Tougher public health restrictions continue to be announced in many provinces as they deal with a troubling rise in COVID-19 cases. Quebec announced more than 5,000 new infections on Tuesday — another single-day pandemic record. Montreal’s COVID-infected mayor reintroduced a state of emergency to free up resources as active infections soared to over eight-thousand in her city. Quebec’s public security minister has also asked Ottawa for military help to accelerate the province’s mass vaccination campaign. Daily case counts were also broken Tuesday in Nova Scotia with 522, and in British Columbia with more than 1,300. BC is bringing in tighter restrictions and capacity limits, closing nightclubs, fitness centres and dance studios, and is preparing to postpone surgeries in the new year. 

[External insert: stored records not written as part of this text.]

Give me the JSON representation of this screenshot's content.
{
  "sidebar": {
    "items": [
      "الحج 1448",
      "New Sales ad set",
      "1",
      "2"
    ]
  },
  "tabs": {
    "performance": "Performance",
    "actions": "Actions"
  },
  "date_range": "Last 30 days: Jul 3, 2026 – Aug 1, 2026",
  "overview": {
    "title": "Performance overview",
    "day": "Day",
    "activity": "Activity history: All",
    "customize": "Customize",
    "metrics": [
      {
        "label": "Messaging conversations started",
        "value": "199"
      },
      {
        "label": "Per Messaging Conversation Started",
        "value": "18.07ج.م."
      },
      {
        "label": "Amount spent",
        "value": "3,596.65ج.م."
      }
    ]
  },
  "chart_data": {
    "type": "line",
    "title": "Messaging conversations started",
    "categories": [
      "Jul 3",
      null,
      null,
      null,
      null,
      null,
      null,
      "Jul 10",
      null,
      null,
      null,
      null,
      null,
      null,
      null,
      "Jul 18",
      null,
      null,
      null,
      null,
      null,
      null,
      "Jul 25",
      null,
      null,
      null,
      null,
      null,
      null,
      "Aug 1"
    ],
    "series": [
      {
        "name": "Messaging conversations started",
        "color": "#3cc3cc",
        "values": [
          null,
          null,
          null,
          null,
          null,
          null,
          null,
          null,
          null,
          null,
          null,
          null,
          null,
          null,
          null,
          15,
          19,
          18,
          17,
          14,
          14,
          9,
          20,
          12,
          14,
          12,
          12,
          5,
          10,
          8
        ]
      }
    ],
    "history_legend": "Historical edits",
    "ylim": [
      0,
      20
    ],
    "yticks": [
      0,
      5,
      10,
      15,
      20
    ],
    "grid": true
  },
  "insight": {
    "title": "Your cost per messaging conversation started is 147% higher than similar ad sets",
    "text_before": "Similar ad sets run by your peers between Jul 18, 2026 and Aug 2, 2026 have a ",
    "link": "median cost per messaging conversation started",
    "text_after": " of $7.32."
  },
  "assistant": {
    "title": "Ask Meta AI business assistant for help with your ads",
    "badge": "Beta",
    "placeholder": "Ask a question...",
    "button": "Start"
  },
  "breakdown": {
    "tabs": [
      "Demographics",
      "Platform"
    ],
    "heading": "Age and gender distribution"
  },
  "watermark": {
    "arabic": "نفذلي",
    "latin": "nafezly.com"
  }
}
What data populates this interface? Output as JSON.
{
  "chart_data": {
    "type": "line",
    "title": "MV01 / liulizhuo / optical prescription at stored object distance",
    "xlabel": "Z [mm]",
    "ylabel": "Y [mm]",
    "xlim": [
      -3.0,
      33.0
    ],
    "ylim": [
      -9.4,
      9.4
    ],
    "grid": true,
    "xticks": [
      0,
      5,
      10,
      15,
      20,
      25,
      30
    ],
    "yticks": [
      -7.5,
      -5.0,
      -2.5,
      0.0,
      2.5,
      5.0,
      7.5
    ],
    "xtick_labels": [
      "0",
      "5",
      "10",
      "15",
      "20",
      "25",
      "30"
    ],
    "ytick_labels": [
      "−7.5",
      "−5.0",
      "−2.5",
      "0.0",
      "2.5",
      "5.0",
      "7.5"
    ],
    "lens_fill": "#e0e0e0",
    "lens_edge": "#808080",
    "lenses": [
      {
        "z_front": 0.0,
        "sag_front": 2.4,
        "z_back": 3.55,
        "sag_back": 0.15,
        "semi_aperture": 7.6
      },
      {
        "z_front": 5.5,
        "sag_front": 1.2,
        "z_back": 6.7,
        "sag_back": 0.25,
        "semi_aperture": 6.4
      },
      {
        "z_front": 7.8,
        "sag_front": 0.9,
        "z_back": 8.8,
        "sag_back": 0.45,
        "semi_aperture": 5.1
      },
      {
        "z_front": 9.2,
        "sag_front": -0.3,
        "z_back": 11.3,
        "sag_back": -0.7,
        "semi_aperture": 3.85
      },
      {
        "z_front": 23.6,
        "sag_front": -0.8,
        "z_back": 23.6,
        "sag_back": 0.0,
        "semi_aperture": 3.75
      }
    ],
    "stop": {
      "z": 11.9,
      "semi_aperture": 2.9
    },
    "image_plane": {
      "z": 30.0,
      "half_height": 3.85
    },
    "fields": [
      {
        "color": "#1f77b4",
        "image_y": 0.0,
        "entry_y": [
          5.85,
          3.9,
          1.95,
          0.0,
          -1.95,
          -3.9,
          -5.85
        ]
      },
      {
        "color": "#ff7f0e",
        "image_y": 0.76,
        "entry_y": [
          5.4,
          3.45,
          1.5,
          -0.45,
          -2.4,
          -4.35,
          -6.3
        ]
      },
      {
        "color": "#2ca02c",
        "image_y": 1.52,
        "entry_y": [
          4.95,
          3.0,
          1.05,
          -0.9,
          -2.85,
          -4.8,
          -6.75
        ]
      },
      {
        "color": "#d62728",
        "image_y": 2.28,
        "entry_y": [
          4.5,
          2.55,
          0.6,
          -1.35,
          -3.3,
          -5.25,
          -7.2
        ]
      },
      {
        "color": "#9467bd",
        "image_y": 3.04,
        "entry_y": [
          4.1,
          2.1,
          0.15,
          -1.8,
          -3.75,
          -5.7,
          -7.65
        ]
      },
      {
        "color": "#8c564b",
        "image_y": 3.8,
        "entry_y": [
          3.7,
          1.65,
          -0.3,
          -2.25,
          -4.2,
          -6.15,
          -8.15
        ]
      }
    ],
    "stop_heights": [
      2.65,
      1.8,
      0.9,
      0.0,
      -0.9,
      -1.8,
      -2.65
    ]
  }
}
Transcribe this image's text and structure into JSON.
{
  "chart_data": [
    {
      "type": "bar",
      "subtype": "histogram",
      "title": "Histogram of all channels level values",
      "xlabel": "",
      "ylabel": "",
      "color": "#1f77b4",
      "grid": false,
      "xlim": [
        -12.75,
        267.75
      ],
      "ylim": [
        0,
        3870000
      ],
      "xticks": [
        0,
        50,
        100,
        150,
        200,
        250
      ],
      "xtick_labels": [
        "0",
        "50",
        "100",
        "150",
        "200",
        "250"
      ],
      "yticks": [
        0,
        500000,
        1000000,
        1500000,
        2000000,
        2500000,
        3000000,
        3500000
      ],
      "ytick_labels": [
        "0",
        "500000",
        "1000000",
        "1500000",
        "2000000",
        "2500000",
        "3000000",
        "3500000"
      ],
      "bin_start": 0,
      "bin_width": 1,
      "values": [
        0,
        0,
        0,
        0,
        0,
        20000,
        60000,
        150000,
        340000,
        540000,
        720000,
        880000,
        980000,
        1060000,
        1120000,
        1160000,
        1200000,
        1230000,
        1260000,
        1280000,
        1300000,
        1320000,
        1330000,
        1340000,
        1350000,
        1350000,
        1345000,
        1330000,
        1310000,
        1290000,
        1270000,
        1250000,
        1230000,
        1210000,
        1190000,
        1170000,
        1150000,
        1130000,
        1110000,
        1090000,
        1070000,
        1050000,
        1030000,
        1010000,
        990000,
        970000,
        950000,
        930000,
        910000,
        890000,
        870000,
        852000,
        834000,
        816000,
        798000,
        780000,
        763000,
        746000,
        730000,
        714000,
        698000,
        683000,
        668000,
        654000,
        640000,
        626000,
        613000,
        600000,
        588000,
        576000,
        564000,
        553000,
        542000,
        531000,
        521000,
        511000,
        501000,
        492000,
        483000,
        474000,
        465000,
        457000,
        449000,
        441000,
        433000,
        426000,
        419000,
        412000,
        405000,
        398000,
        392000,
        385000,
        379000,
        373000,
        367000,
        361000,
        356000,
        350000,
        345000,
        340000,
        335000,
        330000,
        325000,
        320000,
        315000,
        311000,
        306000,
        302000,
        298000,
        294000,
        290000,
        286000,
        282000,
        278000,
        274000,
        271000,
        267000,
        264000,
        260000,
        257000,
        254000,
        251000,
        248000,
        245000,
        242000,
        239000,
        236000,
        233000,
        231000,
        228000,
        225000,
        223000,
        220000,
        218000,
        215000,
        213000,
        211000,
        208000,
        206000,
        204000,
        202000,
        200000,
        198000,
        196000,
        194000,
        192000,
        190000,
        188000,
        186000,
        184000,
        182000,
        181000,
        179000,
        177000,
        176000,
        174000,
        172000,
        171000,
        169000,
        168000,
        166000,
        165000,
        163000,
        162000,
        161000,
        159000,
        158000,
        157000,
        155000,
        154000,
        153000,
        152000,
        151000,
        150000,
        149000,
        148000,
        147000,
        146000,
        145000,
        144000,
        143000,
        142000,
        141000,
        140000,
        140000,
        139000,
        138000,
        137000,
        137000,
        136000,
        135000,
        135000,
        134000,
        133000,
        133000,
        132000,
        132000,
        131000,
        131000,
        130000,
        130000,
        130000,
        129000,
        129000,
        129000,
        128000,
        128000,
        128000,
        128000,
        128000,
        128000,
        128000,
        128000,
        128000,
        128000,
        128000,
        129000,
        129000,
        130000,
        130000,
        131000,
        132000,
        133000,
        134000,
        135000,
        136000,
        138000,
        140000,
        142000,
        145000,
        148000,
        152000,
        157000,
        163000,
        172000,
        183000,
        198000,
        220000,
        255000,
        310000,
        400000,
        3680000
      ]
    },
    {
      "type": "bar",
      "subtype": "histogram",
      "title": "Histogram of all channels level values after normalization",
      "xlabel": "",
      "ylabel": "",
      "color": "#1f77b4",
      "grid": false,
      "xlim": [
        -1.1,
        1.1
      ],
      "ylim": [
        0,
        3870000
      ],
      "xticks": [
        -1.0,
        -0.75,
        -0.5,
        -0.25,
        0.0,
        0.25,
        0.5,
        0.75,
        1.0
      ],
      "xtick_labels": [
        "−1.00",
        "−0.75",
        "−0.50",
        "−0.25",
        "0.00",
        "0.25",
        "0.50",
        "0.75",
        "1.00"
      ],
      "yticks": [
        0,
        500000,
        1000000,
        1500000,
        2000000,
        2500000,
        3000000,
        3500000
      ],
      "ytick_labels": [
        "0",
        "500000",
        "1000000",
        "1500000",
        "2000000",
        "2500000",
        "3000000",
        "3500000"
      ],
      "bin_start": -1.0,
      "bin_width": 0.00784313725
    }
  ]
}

Alberta Imposes New Restrictions:

Alberta is expanding vaccine booster eligibility to all adults, buying more COVID-19 rapid tests, and imposing new capacity limits in a battle against the Omicron variant. The changes include half-capacity attendance, mandatory masking and a ban on eating and drinking while seated in any large venue that seats more than 1,000 people. The new rules take effect Friday — just in time for the world junior hockey championship, set to begin Sunday in Edmonton and Red Deer. Alberta’s chief medical officer of health says there were over 16-hundred Omicron cases in the province on Tuesday, nearly 600 more than the day before.

The Shaw Festival Cancels Performances:

The Shaw Festival says it’s shuttering its production of A Christmas Carol after a company member tested positive for COVID-19. Organizers of the festival in Niagara-on-the-Lake, Ontario, tweeted that remaining performances of the Christmas classic until Thursday have been cancelled. Executive director Tim Jennings says cast members are isolating until they are cleared by public health. They’re considered to be at higher risk because they normally don’t wear masks while performing.

Ontario Numbers:

Ontario reported 3,453 new cases of COVID-19 yesterday and 11 new deaths. Health Minister Christine Elliott said there are 165 people in intensive care due to the virus, including 101 on ventilators. Ontario’s test positivity rate has climbed over 9%.

Waterloo Region / Wellington-Dufferin-Guelph Numbers:

172 new cases were reported yesterday by Waterloo Region Public Health. There were no new deaths. Active cases are up to 883 and there are still 20 people hospitalized. 6 of them are in the ICU. Wellington-Dufferin-Guelph Public Health Announced 30 new cases yesterday. There are now 9 people hospitalized with 533 active cases.